Who though, is going to do something about it? Because I don’t believe this nonsense benefits the majority of our children.
So who is the beneficiary of all these targets and tests and curriculum dictats and WHY - as I often read or hear are the standards of literacy, after at least 11 years schooling, so poor when compared to other European countries.

We need a new constitution/legislation whereby Education cannot be tampered with at the whim of any “here today and gone tomorrow” politicians

The same should apply to the NHS.
Way too much “tinkering” by amateurs.

Lesson over??‍?

GrannyRose15 Mon 14-Feb-22 21:51:41

A friend of mine had a good saying for this.

He said: We should stop digging children up to see if they're growing.

GagaJo Mon 14-Feb-22 21:38:09

Mollygo, ask any teacher if they have the time to do a good job. The only time I've been able to say hand on heart that I've prepared, marked, planned and assessed properly has been in private schools.

State ed students are disadvantaged because their teachers have out of control, unmanageable workloads.

Iam64 Mon 14-Feb-22 19:54:15

Luckygirl, so well said.

Mollygo Mon 14-Feb-22 17:22:31

Luckygirl13
Absolutely! You don’t fatten a pig by weighing it or improve progress by constant testing.

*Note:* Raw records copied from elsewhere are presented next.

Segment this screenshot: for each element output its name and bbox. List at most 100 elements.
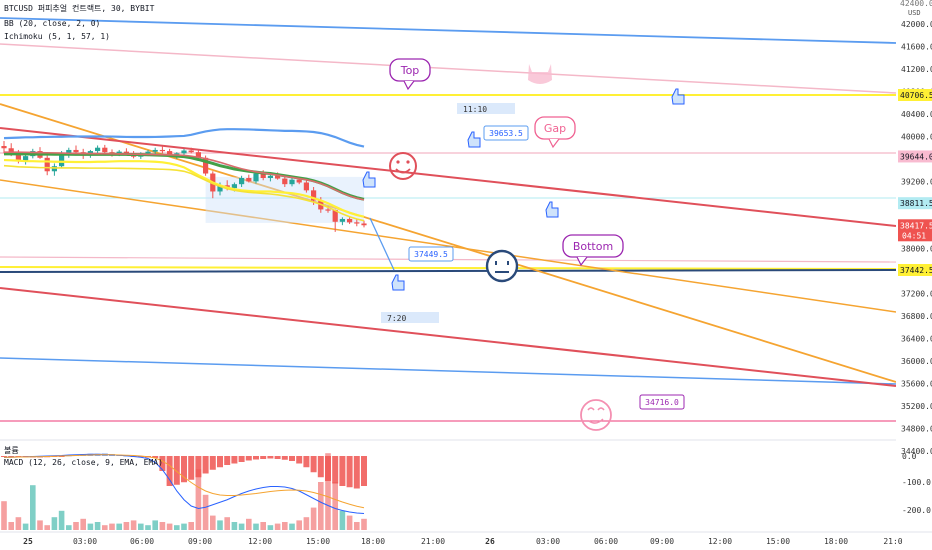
volume-bar (8, 522, 14, 530)
candle-body (23, 156, 29, 162)
time-axis-background (0, 532, 932, 550)
callout-text: Bottom (573, 240, 613, 253)
volume-bar (325, 453, 331, 530)
cat-head (528, 64, 552, 84)
time-tick-label: 15:00 (306, 537, 330, 546)
volume-bar (310, 507, 317, 530)
candle-body (217, 185, 223, 192)
volume-bar (282, 522, 288, 530)
time-tick-label: 26 (485, 537, 495, 546)
price-tick-label: 36800.0 (901, 312, 932, 321)
symbol-title[interactable]: BTCUSD 퍼피추얼 컨트랙트, 30, BYBIT (4, 4, 155, 13)
macd-histogram-bar (195, 456, 202, 478)
price-label-box: 39653.5 (483, 125, 529, 141)
ichimoku-indicator-legend[interactable]: Ichimoku (5, 1, 57, 1) (4, 32, 110, 41)
price-tick-label: 41200.0 (901, 65, 932, 74)
volume-bar (318, 482, 324, 530)
candle-body (181, 150, 187, 154)
candle-body (51, 166, 57, 172)
macd-histogram-bar (188, 456, 195, 480)
macd-histogram-bar (8, 456, 15, 457)
macd-tick-label: -100.0 (902, 478, 931, 487)
trendline-12 (0, 127, 897, 227)
price-label-value: 40706.5 (900, 91, 932, 100)
macd-histogram-bar (332, 456, 339, 484)
hand-shape (545, 201, 559, 218)
volume-bar (58, 510, 65, 530)
callout-gap: Gap (534, 116, 576, 149)
volume-bar (145, 525, 151, 530)
macd-histogram-bar (173, 456, 180, 485)
volume-bar (174, 525, 180, 530)
price-box-text: 37449.5 (414, 250, 448, 259)
macd-histogram-bar (231, 456, 238, 464)
macd-histogram-bar (303, 456, 310, 468)
price-tick-label: 39200.0 (901, 177, 932, 186)
candle-body (332, 209, 338, 222)
macd-indicator-legend[interactable]: MACD (12, 26, close, 9, EMA, EMA) (4, 458, 163, 467)
volume-bar (303, 517, 310, 530)
price-label-value: 38811.5 (900, 199, 932, 208)
price-box-text: 34716.0 (645, 398, 679, 407)
candle-body (239, 178, 245, 185)
price-label-box: 37449.5 (408, 246, 454, 262)
time-tick-label: 09:00 (188, 537, 212, 546)
volume-bar (44, 525, 50, 530)
candle-body (116, 151, 122, 154)
candle-body (275, 175, 281, 179)
price-label-value: 37442.5 (900, 266, 932, 275)
price-tick-label: 34800.0 (901, 424, 932, 433)
volume-bar (296, 520, 302, 530)
neutral-face-icon (485, 249, 519, 283)
macd-histogram-bar (238, 456, 245, 462)
time-range-text: 11:10 (463, 105, 487, 114)
hand-shape (467, 131, 481, 148)
candle-body (66, 149, 72, 154)
time-range-box (381, 312, 439, 323)
candle-body (260, 173, 266, 179)
volume-legend[interactable]: 볼륨 (4, 446, 19, 455)
candle-body (195, 152, 201, 158)
annotations-layer: Top Gap Bottom 39653.5 37449.5 34716.0 11:10 7:… (362, 58, 685, 431)
cat-face-icon (528, 64, 552, 84)
candle-body (15, 152, 21, 162)
time-tick-label: 21:00 (421, 537, 445, 546)
time-tick-label: 18:00 (824, 537, 848, 546)
time-range-text: 7:20 (387, 314, 406, 323)
volume-bar (30, 485, 36, 530)
neutral-circle (485, 249, 519, 283)
callout-tail (403, 80, 415, 91)
volume-bar (166, 523, 173, 530)
callout-tail (548, 138, 560, 149)
volume-bar (224, 517, 230, 530)
volume-bar (195, 469, 202, 530)
candle-body (73, 149, 79, 153)
candle-body (246, 178, 252, 182)
candle-body (231, 184, 237, 189)
bb-indicator-legend[interactable]: BB (20, close, 2, 0) (4, 19, 101, 28)
hand-shape (671, 88, 685, 105)
volume-bar (231, 522, 238, 530)
macd-histogram-bar (181, 456, 187, 483)
volume-bar (66, 525, 72, 530)
volume-bar (15, 517, 22, 530)
price-label-tag (898, 264, 932, 276)
candle-body (59, 153, 65, 167)
time-tick-label: 06:00 (594, 537, 618, 546)
volume-bar (339, 510, 346, 530)
volume-bar (238, 523, 245, 530)
macd-tick-label: -200.0 (902, 506, 931, 515)
price-tick-label: 40400.0 (901, 110, 932, 119)
candle-body (102, 147, 108, 153)
candle-body (347, 218, 353, 223)
volume-bar (354, 522, 360, 530)
dizzy-circle (580, 399, 612, 431)
pointer-hand-icon (391, 274, 405, 291)
macd-histogram-bar (289, 456, 295, 461)
macd-histogram-bar (339, 456, 346, 486)
time-tick-label: 21:0 (883, 537, 902, 546)
indicator-line (3, 164, 365, 222)
price-tick-label: 36400.0 (901, 335, 932, 344)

Luckygirl3 Mon 14-Feb-22 17:15:21

One of the reasons for this is the vast quantity of totally unnecessary "assessment" and testing going on.

Teachers know which of their pupils are excelling, which are ticking along fine, which are struggling with a subject. They do not need to waste their time on all this target-setting and assessment - it simply tells them what they already know and its only purpose is to be able to wave it under the OfSted inspector's nose.

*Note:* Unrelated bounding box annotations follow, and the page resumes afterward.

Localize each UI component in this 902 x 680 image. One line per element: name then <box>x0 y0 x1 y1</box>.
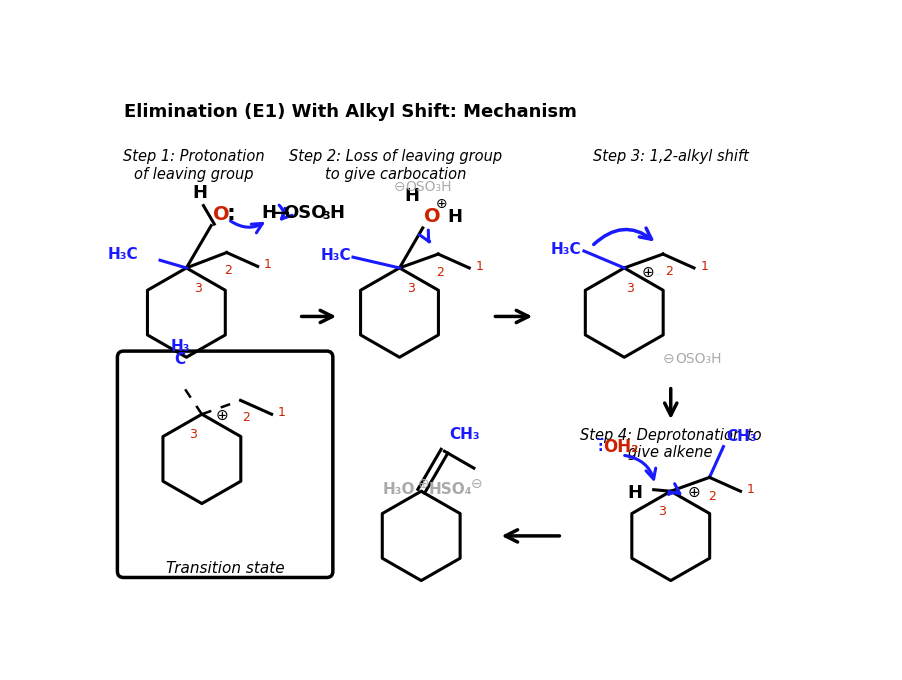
Text: 3: 3 <box>194 282 202 295</box>
Text: ⊕: ⊕ <box>641 265 654 280</box>
Text: CH₃: CH₃ <box>449 427 480 442</box>
Text: 1: 1 <box>278 406 286 419</box>
Text: 2: 2 <box>436 266 444 279</box>
Text: 1: 1 <box>747 483 755 496</box>
Text: Elimination (E1) With Alkyl Shift: Mechanism: Elimination (E1) With Alkyl Shift: Mecha… <box>124 103 576 121</box>
Text: H₃: H₃ <box>170 339 190 354</box>
Text: H: H <box>193 184 207 203</box>
Text: Step 1: Protonation
of leaving group: Step 1: Protonation of leaving group <box>124 150 265 182</box>
Text: 2: 2 <box>666 265 673 278</box>
Text: O: O <box>424 207 441 226</box>
Text: H: H <box>628 483 643 502</box>
Text: ⊕: ⊕ <box>688 486 701 500</box>
Text: H: H <box>330 203 345 222</box>
Text: Step 2: Loss of leaving group
to give carbocation: Step 2: Loss of leaving group to give ca… <box>289 150 502 182</box>
Text: O: O <box>213 205 229 224</box>
Text: 3: 3 <box>658 505 666 518</box>
Text: Step 3: 1,2-alkyl shift: Step 3: 1,2-alkyl shift <box>593 150 749 165</box>
Text: ⊕: ⊕ <box>436 197 447 211</box>
Text: 1: 1 <box>264 258 272 271</box>
Text: :: : <box>226 204 235 224</box>
Text: ⊖: ⊖ <box>393 180 405 194</box>
Text: H₃C: H₃C <box>107 247 138 262</box>
Text: C: C <box>175 352 186 367</box>
Text: 2: 2 <box>708 490 716 503</box>
Text: 2: 2 <box>242 411 250 424</box>
Text: HSO₄: HSO₄ <box>429 482 473 497</box>
Text: OH₂: OH₂ <box>603 439 639 456</box>
Text: CH₃: CH₃ <box>726 428 757 443</box>
Text: H: H <box>447 208 463 226</box>
Text: H₃C: H₃C <box>550 242 581 257</box>
Text: OSO: OSO <box>283 203 327 222</box>
Text: 3: 3 <box>323 211 330 222</box>
Text: H₃C: H₃C <box>321 248 352 263</box>
Text: :: : <box>597 441 603 454</box>
Text: 3: 3 <box>407 282 415 295</box>
FancyBboxPatch shape <box>117 351 333 577</box>
Text: H₃O: H₃O <box>382 482 415 497</box>
Text: OSO₃H: OSO₃H <box>676 352 722 366</box>
Text: 1: 1 <box>475 260 483 273</box>
Text: 3: 3 <box>189 428 198 441</box>
Text: ..: .. <box>595 430 605 443</box>
Text: ⊕: ⊕ <box>419 477 429 492</box>
Text: 3: 3 <box>626 282 634 295</box>
Text: Transition state: Transition state <box>166 560 284 575</box>
Text: H: H <box>262 203 277 222</box>
Text: ⊖: ⊖ <box>471 477 483 492</box>
Text: OSO₃H: OSO₃H <box>406 180 452 194</box>
Text: —: — <box>272 203 290 222</box>
Text: ⊖: ⊖ <box>663 352 675 366</box>
Text: ⊕: ⊕ <box>216 408 228 423</box>
Text: Step 4: Deprotonation to
give alkene: Step 4: Deprotonation to give alkene <box>580 428 761 460</box>
Text: 2: 2 <box>225 264 232 277</box>
Text: H: H <box>404 187 419 205</box>
Text: 1: 1 <box>700 260 708 273</box>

Mollygo Mon 14-Feb-22 17:00:34

Is that title really true? Teachers are unable to do their jobs properly? What a sweeping condemnation of the whole profession. The link is from Australia and I wasn’t able to read the whole thing without subscribing.
There is too much specifically detailed preparation. There are too many changes in marking techniques, not just from the government but in different schools. There are sometimes curriculum changes.
If the point is that there is too little time to deal with all that and still have a work-life balance then I totally agree with what other posters have put.
However, teachers I know make time to do all this and teach properly, sometimes to the detriment of their personal lives. Don’t you think headlines like this make a wonderful opening for the public and government to slate teachers again?